If Tony did not sit close enough to my heel or was not looking straight ahead as he sat next to me, I gently corrected him. If he did not come quickly enough, I corrected him. Every detail was important. This paid off. Both years, the state fair judges explained, these details were what led each judge to place Tony and I a few points ahead of the nearly perfect Doberman, Precious, and his young woman owner.

It’s time once again to turn down the screws – this time with my memoir, Depression Hates a Moving Target.

My deadline, December 1st, approaches like an oncoming train. While I trim, trim, trim, I’m also fixing lingering problems: info dumps, too much telling, and dialogue that doesn’t carry its weight. These tasks require focus reminiscent of those days I spent in the large yard near our barn, walking Tony around and around. Stopping and starting again and again. Correcting. Praising. Perfecting. Over and over and over.

I’m under no illusions that the book will be perfect. This isn’t the state fair. But I know I have the skill and patience to improve it. With Louie’s voice in my ear, I will do my best.

Not Time to Party Yet!

“If you aren’t in over your head, how do you know how tall you are?” ~ T. S. Eliot

It’s official!

This morning I signed a contract with Mango Publishing to publish my re-titled memoir, Depression Hates a Moving Target: How Running with My Dog Brought me Back from the Brink.

Yes, I’m over the moon!

But it’s not time to party. Now the real work begins.

The editor made suggestions and I have my own ideas of what still needs work. I have until December 1st to submit a “final” draft. (Is any writing project ever final in the writer’s mind even after it’s published?) That will be edited and returned to me. I’ll make those additional revisions and then it will be submitted to the copy editor.

Boom! Boom! Boom! The published book is expected in Spring of 2019.

In the meantime, if it seems I’ve disappeared, my apologies. I’m head down, working, blinders on.

Don’t worry. I’ll keep you posted as developments occur.

We party in the Spring!!

Practicing My Weaknesses

“I’ve always considered myself to be just average talent and what I have is a ridiculous insane obsessiveness for practice and preparation.” – Will Smith

I’m currently listening to Racing the Rain by John L. Parker. In one scene, young Quenton Cassidy, the main character, learns basketball tips from a famous one-on-one player. The professional gives Quenton the ball and tells him to take his best shot. As Quenton approaches the basket, the expert crowds Quenton to the right. He pushes him so far to the right that Quenton eventually must move to the left, his weak side since the boy is right-handed. Then the pro easily steals the ball. After repeated failures, the expert explains that Quenton must practice his weak side. “I see you practicing what you’re already good at,” he says. To become a pro, Quenton must practice his weaknesses until they becomes natural.

I think about this with writing. I too adore things I’m already good at and want to spend all my time “playing” at those.
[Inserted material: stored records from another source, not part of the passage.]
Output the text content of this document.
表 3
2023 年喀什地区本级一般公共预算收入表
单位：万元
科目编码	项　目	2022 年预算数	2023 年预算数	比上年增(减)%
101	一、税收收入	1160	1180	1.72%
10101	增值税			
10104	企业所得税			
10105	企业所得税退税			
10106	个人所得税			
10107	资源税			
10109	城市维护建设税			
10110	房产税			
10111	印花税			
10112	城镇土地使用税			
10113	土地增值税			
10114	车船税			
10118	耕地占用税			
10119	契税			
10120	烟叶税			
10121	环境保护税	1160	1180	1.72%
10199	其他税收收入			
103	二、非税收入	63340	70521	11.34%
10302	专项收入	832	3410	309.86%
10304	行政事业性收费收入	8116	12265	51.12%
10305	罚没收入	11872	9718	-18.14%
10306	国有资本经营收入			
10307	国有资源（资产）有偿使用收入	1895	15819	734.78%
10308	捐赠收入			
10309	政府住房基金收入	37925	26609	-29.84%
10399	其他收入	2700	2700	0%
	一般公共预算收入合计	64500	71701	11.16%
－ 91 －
I love the first draft, no outline, staring down the blank page. I love the freedom to write whatever I want, making something from nothing. I also love detailed editing, crafting sentences, and choosing the right word. These are my “right side.”
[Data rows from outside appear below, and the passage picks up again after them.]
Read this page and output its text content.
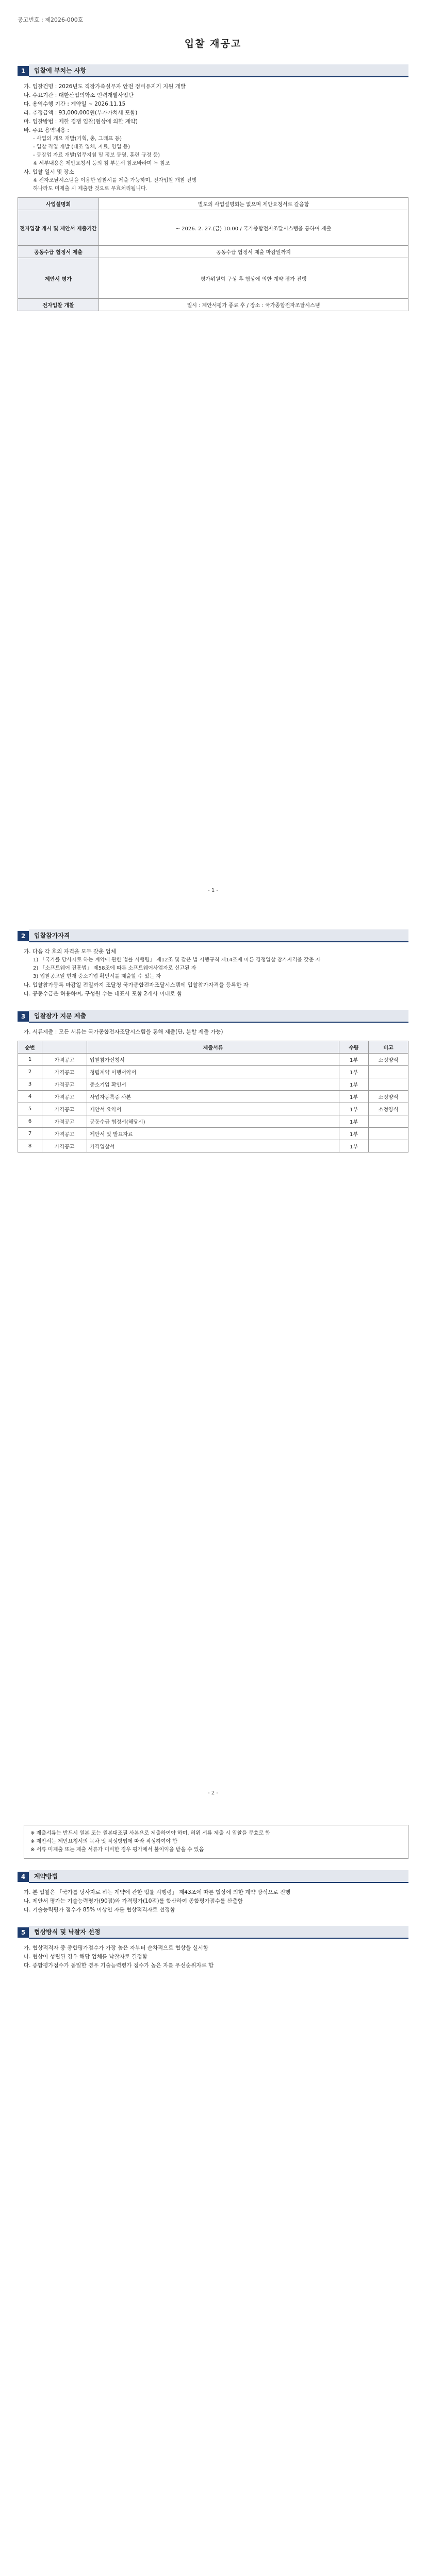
공고번호 : 제2026-000호
입찰 재공고
1	입찰에 부치는 사항
가. 입찰건명 : 2026년도 직장가족실무자 안전 정비유지기 지원 개발
나. 수요기관 : 대한산업의학소 인력개발사업단
다. 용역수행 기간 : 계약일 ~ 2026.11.15
라. 추정금액 : 93,000,000원(부가가치세 포함)
마. 입찰방법 : 제한 경쟁 입찰(협상에 의한 계약)
바. 주요 용역내용 :
- 사업의 개요 개발(기획, 총, 그래프 등)
- 입찰 직업 개발 (대조 업체, 자료, 영업 등)
- 등장업 자료 개발(업무지침 및 정보 동영, 훈련 규정 등)
※ 세부내용은 제안요청서 등의 첨 부문서 참조바라며 두 참조
사. 입찰 일시 및 장소
※ 전자조달시스템을 이용한 입찰서를 제출 가능하며, 전자입찰 개찰 진행
하나라도 미제출 시 제출한 것으로 무효처리됩니다.
사업설명회	별도의 사업설명회는 없으며 제안요청서로 갈음함
전자입찰 개시 및 제안서 제출기간	~ 2026. 2. 27.(금) 10:00 / 국가종합전자조달시스템을 통하여 제출
공동수급 협정서 제출	공동수급 협정서 제출 마감일까지
제안서 평가	평가위원회 구성 후 협상에 의한 계약 평가 진행
전자입찰 개찰	일시 : 제안서평가 종료 후 / 장소 : 국가종합전자조달시스템
- 1 -
2	입찰참가자격
가. 다음 각 호의 자격을 모두 갖춘 업체
1) 「국가를 당사자로 하는 계약에 관한 법률 시행령」 제12조 및 같은 법 시행규칙 제14조에 따른 경쟁입찰 참가자격을 갖춘 자
2) 「소프트웨어 진흥법」 제58조에 따른 소프트웨어사업자로 신고된 자
3) 입찰공고일 현재 중소기업 확인서를 제출할 수 있는 자
나. 입찰참가등록 마감일 전일까지 조달청 국가종합전자조달시스템에 입찰참가자격을 등록한 자
다. 공동수급은 허용하며, 구성원 수는 대표사 포함 2개사 이내로 함
3	입찰참가 지문 제출
가. 서류제출 : 모든 서류는 국가종합전자조달시스템을 통해 제출(단, 분할 제출 가능)
순번		제출서류	수량	비고
1	가격공고	입찰참가신청서	1부	소정양식
2	가격공고	청렴계약 이행서약서	1부	
3	가격공고	중소기업 확인서	1부	
4	가격공고	사업자등록증 사본	1부	소정양식
5	가격공고	제안서 요약서	1부	소정양식
6	가격공고	공동수급 협정서(해당시)	1부	
7	가격공고	제안서 및 발표자료	1부	
8	가격공고	가격입찰서	1부	
- 2 -
※ 제출서류는 반드시 원본 또는 원본대조필 사본으로 제출하여야 하며, 허위 서류 제출 시 입찰을 무효로 함
※ 제안서는 제안요청서의 목차 및 작성방법에 따라 작성하여야 함
※ 서류 미제출 또는 제출 서류가 미비한 경우 평가에서 불이익을 받을 수 있음
4	계약방법
가. 본 입찰은 「국가를 당사자로 하는 계약에 관한 법률 시행령」 제43조에 따른 협상에 의한 계약 방식으로 진행
나. 제안서 평가는 기술능력평가(90점)와 가격평가(10점)를 합산하여 종합평가점수를 산출함
다. 기술능력평가 점수가 85% 이상인 자를 협상적격자로 선정함
5	협상방식 및 낙찰자 선정
가. 협상적격자 중 종합평가점수가 가장 높은 자부터 순차적으로 협상을 실시함
나. 협상이 성립된 경우 해당 업체를 낙찰자로 결정함
다. 종합평가점수가 동일한 경우 기술능력평가 점수가 높은 자를 우선순위자로 함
But I grow the most by working on skills that don’t come naturally. Plotting and outlines are my nemesis. Big picture revision is a struggle. While I don’t practice them for hours the way the basketball pro urged Quenton, I recognize their necessity and feel my resistance when it’s time to pull those tools out of the kit. I wish I could say I just push through, but I don’t. I usually stall a bit. I’m like a horse that doesn’t want to get into the trailer. It takes a carrot or two, but eventually, because I’m well trained, I force myself to study the big picture and puzzle out the plot. Professionals do the hard stuff too. Hopefully, this makes the reading easy.

Comma Summary

Comma Summary

I like for people to think I’m a punctuation and grammar whiz kid. I am not. I use cheat sheets like this. I also hire editors or ask friends to read my work. The spell and grammar check functions in Word are lovely, but they don’t catch everything.